In 1913, he came ashore to the USA, and decided he liked to stay. When the United States entered the (WWI) war, he did too, as a Navy lieutenant on transports. He was assigned to the Santa Barbara, first of three Grace ships of that name he would command as executive officer.
Captain Cook took a special liking to one of the troops who boarded his transport - a young woman Army nurse and an Edinburgh girl. She, Violet, became his wife. ( she became the port captain at their Rowayton, Conn. home)
After WWI, the Santa Barbara went back to Grace Line, as did Cook. In 1919 he became Chief Officer of the Santa Barbara. In 1920 his first command was the freighter Santa Rosa. Between the two wars, he commanded Grace vessels in service to California, to the Caribbean (where Gilbert served as First Mate under Captain Cook), and the west coast of South America (also where Schugart served and sailed).
After Pearl Harbor, Captain Duncan Cook, returned to the Navy along with Grace liner Santa Lucia, renamed the Leedstown. Cook commanded the ship into Algiers in the North African invasion with cargo and troops. (note in the Grace Line Pages where Gilbert Schugart served on the Liberty Ship the William Carson which took fire during the D-Day Invasion, photos included)
While unloading offshore, the ship was damaged slightly by enemy aircraft. She then took a mortal blow a short time later when a torpedo hit, killing ten of her crew. After several hours, the order was given to abandon ship and the rest of his officers and crew got off safely.
The Grace Line, in desperate need of men to man the merchant ships as were other companies, asked the Navy
to send Cook back to them. So the Navy 'three-striper' put on his old Merchant Mariner four stripes for the rest of the war and carried vital cargoes to various theaters of action around the world.
After WWII, Cook went back on the South American run which he 'enjoyed' but regretfully confessed, 'not being able to master Spanish.' He was asked what will he do with his time at age 65? Small boating, maybe, because he lived near Long Island Sound. A second trip to Scotland -he and his wife took a plane there in 1952. Captain Cook: "I never realized it, but I've been so busy going to sea that I never had a time to pick up a hobby."

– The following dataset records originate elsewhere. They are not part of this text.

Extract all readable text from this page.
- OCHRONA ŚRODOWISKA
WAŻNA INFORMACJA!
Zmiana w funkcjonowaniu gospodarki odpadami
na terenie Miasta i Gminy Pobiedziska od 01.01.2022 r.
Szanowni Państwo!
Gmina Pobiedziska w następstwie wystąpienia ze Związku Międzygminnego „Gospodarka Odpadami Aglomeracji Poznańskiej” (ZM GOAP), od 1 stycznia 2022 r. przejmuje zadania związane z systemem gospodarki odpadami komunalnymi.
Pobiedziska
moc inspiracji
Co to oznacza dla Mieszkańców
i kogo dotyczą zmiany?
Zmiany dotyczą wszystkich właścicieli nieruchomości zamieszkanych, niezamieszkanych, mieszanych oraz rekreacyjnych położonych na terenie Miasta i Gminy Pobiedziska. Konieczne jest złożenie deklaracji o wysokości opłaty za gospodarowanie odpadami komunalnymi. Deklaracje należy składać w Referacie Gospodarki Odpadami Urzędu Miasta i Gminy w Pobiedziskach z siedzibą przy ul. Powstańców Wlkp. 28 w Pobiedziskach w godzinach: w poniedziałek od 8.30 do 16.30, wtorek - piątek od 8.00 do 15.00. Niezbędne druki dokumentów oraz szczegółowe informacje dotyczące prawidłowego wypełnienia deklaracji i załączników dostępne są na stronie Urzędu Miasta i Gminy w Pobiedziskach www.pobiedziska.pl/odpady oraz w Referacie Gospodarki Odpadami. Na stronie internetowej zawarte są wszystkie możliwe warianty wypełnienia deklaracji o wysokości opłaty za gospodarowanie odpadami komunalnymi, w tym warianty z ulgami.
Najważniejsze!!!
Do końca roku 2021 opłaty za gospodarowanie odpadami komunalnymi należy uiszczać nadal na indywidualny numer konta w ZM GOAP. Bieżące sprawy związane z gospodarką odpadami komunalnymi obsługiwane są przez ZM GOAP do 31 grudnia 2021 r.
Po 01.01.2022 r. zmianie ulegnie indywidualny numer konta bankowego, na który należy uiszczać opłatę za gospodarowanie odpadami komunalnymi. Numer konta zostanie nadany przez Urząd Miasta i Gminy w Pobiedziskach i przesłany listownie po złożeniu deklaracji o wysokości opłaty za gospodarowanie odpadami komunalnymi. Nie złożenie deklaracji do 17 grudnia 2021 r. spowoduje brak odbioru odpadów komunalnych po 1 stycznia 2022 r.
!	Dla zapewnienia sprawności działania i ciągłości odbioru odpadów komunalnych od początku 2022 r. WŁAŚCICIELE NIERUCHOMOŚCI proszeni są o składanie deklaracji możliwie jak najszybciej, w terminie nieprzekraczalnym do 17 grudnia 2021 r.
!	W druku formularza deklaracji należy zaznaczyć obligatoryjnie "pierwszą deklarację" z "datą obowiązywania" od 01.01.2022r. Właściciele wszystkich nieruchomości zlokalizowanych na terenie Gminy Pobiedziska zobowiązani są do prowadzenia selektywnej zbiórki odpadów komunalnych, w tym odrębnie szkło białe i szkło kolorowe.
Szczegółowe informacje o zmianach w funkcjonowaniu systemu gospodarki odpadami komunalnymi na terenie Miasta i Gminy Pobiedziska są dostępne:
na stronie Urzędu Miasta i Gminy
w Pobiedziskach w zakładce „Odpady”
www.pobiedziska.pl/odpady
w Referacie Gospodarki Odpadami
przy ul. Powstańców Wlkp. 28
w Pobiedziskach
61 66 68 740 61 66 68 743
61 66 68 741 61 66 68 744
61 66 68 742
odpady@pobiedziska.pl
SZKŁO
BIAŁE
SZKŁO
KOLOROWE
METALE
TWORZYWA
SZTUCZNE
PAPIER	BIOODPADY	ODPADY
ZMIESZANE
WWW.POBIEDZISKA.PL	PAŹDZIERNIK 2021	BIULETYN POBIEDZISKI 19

Retirement aka "Swallowed the anchor." July 22, 1953 Captain Duncan Cook of (then) 126 Rowayton Ave., Rowayton, Conn. was honored with a testimonial dinner by officers, crew and staff of his ship, Grace Line S.S. Santa Barbara, at Pappas Restaurant, 254 West Fourteenth St., New York City. His final retirement date was set for September 1, 1953 after 34 years of service with Grace Line and nearly 50 years at sea. With respect and affection, he was presented with a model of the Grace Line ship he had commanded since her launching in 1946, the S.S. Santa Barbara. Many former shipmates, and shoreside friends attended his farewell dinner.
Take some time to read about United States Merchant Mariners. They transport passengers and endless cargo during peacetime, and in time of war, they can become an auxiliary to the Navy where they have delivered both military personnel and supplies. Most are unaware of their steady role in keeping commerce literally afloat in many nations, and in all bodies of waters from oceans to rivers to lakes.
NOTE: If you go to books.google.com and search under the title: Years Into Lives, Pages From Our Family Stories; pages 9-74 you can read a memoir in a few short chapters by his family on Captain Cook. Place 'Captain Duncan Cook' or 'Violet Lynch' aka VCL in their search engine. There are photos of his first sailing ship, of him as a young man as well. It is a lovely read. It is noted that Captain Duncan Cook became a 'citizen by naturalization July 16, 1918.' His marriage is noted as April 16, 1922. Also noted was that his children brought their parents ashes back to Scotland in 1997. He was born in 1888. I am not certain of his date of death.